Washoku no naka de, dore ga ichiban oishii desu ka? 
(Of all Japanese food, which is the most delicious?)

Again, if you want to turn the above example into a more casual sentence, you simply omit the desu ka and raise your intonation at the end of the sentence.

Now, let’s look at a few more examples.      

1. 洋服和服どちらがかわいいですか? — Yōfuku to wafuku to, dochira ga kawaii desu ka? — Which is cuter, western clothing or Japanese traditional clothing?

We are comparing 2 things here, so we know to use dochira or docchi. Here, we are using the formal dochira. Therefore, it’s better to follow it up with a desu ka at the end. Let’s begin constructing our sentence below.


Now, we need 2 things to compare. In the example, we are using Yōfuku (western style clothing, which can be anything from business suits to shorts and T-shirts) and wafuku (Japanese-style clothing; such as, kimono and the summer version of kimono called yukata). In order to be clear that we are only comparing these 2 things, we connect them by using to (and). 


And, finally, we need an adjective in order to complete our question. Kawaii means “cute” in Japanese. Since dochira is a pronoun (keyword: noun), we need to connect it to the adjective kawaii using ga.


And there we have it! We have constructed our sentence. 

Here are some other examples using dochira and docchi:

(Doraemon to Pikachu to, docchi ga suki?)
Which do you like better, Doraemon or Pikachu?
(Kanji to Nihongo no bunpou to, dochira ga muzukashii desu ka?)
Which is more difficult, Japanese kanji or Japanese grammar

BONUS: When answering these questions, you respond by replacing dochira or docchi with のほう (no hou). Here’s how you do it:

(Doraemon no hou ga suki.)
I like Doraemon better.
(Kanji no hou ga muzukashii.)
Kanji is more difficult.

Now, let’s take a look at dore.

2. アニメの中で、どれがおもしろい(ですか)?Anime no naka de, dore ga omoshiroi (desu ka)?  — Of all anime, which is the most entertaining? 

Here, we aren’t limiting our question to just 2 choices anymore. We’re offering a variety of choices encompassing the entirety of anime. Therefore, we use dore.

With dochira/docchi we had to connect our 2 options with the word to. Here, we state the category (anime) and follow it with no naka de (“of all,” or “within [this category]”). However, it is still possible to list 3 or more options to choose from. In this case you still connect them with to, but at the end, you connect them to dore with no naka de. Here is an example:

(Playstation 4 to Nintendo Switch to PC game no naka de, dore ga ii [desu ka]?)
Which is better, Playstation 4, Nintendo Switch, or PC games?

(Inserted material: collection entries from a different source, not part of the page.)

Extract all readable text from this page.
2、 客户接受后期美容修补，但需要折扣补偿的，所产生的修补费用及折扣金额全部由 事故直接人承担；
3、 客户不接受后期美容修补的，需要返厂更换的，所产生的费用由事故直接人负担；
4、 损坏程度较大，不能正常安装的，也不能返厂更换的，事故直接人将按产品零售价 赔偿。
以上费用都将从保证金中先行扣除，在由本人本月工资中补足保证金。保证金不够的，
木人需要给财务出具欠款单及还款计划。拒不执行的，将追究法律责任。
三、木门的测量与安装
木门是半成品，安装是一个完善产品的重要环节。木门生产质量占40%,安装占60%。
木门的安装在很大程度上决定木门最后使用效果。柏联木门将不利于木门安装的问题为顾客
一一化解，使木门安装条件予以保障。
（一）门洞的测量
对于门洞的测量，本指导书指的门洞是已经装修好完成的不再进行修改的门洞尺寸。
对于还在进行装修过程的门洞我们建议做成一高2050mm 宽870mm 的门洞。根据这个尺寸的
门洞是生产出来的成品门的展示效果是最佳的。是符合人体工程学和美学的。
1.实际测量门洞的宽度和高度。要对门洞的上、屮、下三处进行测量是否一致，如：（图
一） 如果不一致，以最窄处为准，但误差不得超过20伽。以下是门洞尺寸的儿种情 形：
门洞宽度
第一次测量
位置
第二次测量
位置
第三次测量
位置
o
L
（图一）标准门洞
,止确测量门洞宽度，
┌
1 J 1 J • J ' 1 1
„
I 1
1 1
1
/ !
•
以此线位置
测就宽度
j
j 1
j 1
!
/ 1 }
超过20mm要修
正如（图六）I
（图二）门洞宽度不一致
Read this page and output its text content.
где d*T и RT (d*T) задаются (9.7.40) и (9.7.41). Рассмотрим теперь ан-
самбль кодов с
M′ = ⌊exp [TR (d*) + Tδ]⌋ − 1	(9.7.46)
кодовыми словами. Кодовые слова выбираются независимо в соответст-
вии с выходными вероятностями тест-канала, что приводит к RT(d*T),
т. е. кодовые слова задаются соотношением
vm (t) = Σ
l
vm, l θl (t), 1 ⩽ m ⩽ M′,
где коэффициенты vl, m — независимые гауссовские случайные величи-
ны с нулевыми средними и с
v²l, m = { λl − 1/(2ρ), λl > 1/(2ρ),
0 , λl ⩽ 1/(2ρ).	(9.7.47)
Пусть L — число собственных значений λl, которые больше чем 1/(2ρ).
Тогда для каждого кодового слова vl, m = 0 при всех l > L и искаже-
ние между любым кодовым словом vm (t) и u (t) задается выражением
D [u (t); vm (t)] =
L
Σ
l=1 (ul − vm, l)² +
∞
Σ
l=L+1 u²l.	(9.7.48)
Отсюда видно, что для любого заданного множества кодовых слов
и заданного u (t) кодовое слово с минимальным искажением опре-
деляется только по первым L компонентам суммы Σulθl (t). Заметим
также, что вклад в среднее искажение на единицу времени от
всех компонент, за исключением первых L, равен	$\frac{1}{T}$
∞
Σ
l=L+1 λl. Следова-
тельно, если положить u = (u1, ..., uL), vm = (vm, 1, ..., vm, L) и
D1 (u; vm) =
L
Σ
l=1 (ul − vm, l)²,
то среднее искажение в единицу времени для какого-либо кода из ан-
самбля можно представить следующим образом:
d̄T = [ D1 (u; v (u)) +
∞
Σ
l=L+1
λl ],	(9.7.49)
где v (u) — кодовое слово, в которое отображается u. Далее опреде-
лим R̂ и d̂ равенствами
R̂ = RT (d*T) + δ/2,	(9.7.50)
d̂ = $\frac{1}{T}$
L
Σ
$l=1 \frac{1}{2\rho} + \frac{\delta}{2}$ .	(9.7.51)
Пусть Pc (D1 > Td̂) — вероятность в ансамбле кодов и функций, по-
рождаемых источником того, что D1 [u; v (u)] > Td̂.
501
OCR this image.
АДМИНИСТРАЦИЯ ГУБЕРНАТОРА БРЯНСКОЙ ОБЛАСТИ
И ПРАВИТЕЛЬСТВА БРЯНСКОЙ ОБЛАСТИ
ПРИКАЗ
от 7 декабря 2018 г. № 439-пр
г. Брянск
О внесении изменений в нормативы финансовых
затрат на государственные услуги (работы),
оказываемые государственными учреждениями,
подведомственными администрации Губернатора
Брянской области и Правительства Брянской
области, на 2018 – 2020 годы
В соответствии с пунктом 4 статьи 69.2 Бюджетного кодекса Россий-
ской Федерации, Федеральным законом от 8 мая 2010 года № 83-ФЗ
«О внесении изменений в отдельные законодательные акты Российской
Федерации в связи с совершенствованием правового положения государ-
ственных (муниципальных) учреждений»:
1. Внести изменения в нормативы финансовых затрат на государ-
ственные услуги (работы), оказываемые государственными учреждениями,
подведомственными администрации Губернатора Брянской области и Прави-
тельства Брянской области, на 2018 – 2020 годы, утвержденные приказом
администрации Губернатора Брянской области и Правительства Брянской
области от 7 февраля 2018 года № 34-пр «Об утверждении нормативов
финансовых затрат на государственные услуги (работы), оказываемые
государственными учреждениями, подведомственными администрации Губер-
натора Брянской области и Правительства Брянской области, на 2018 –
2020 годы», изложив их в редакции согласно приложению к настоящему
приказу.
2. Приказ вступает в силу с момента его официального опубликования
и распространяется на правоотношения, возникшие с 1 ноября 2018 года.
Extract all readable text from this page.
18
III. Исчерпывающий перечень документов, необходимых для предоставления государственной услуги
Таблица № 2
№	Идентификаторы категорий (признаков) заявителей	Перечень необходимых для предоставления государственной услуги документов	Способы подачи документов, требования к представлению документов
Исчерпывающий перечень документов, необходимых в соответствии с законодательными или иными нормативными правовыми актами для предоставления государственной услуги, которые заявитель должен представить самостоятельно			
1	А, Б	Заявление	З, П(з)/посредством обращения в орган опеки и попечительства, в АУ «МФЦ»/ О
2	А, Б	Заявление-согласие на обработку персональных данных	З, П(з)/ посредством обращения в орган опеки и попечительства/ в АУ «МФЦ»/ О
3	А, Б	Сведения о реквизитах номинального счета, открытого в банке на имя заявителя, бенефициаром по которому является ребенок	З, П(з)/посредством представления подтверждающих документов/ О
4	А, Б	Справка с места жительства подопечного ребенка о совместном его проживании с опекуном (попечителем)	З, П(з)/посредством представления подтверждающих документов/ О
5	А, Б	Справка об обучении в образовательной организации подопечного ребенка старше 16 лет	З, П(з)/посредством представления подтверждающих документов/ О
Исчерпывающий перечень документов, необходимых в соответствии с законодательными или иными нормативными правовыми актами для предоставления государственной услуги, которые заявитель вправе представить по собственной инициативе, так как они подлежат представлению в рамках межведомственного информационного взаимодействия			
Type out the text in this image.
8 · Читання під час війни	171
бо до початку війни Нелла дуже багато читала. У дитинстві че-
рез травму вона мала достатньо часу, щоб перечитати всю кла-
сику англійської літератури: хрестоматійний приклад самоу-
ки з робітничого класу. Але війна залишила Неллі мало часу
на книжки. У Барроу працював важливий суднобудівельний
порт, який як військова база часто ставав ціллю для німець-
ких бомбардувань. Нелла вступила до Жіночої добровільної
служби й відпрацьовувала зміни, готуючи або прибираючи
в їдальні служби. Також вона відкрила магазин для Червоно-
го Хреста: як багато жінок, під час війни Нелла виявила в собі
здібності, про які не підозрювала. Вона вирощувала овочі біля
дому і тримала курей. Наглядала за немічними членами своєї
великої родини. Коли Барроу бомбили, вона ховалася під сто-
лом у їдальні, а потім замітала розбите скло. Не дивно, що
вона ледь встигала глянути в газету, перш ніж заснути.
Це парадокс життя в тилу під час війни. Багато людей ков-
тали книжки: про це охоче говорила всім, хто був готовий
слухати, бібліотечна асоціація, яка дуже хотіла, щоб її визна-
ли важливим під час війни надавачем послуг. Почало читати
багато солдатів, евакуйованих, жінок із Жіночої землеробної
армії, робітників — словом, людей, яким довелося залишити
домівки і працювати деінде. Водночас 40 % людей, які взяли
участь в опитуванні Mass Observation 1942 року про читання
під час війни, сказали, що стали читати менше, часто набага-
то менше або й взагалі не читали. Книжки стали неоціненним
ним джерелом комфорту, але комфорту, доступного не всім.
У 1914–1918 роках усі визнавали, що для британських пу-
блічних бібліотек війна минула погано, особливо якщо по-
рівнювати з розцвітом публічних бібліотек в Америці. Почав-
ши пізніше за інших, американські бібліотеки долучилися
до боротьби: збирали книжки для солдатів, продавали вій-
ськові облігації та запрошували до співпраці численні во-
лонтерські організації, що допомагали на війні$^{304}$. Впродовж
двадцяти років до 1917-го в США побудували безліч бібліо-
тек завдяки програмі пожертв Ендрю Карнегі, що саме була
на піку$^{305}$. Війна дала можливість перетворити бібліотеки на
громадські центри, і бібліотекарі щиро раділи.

BONUS: In order to answer a dore question, instead of using no hou ga with dochira/docchi, you use 一番 (ichi-ban), which means “the best.” Here are some examples:

(One Piece ga ichi-ban omoshiroi [desu].)
One Piece is the most entertaining.
(Playstation 4 ga ii [desu] ne.)
I like Playstation 4 the best.

NOTICE: In the Playstation 4 example, we cut out ichi-ban for the sake of brevity. We’re not asking in all seriousness, “What is the top-of-the-line most technologically sound gaming system on the market?” We’re just asking which one you prefer; therefore, we’re not breaking any rules by cutting out ichi-ban.

3. どっちでもいい(です)Docchi de mo ii (desu) — Whichever is fine 

If someone presents you with options, and you don’t care either way, this is an indispensable phrase to use. You can also substitute docchi with dochira if you want to be more formal, and if someone presents you with an array of choices (3 or more), you can use dore.  


FRIEND: Karaoke to izakaya to, docchi ga ii? (Which is better, karaoke or izakaya?)
YOU: Docchi de mo ii. (Either is fine.)

Now that you’ve learned the basics of using dochira, docchi, and dore, it’s time to get out there and practice until using it becomes second nature. 

Remember: practice, practice, practice!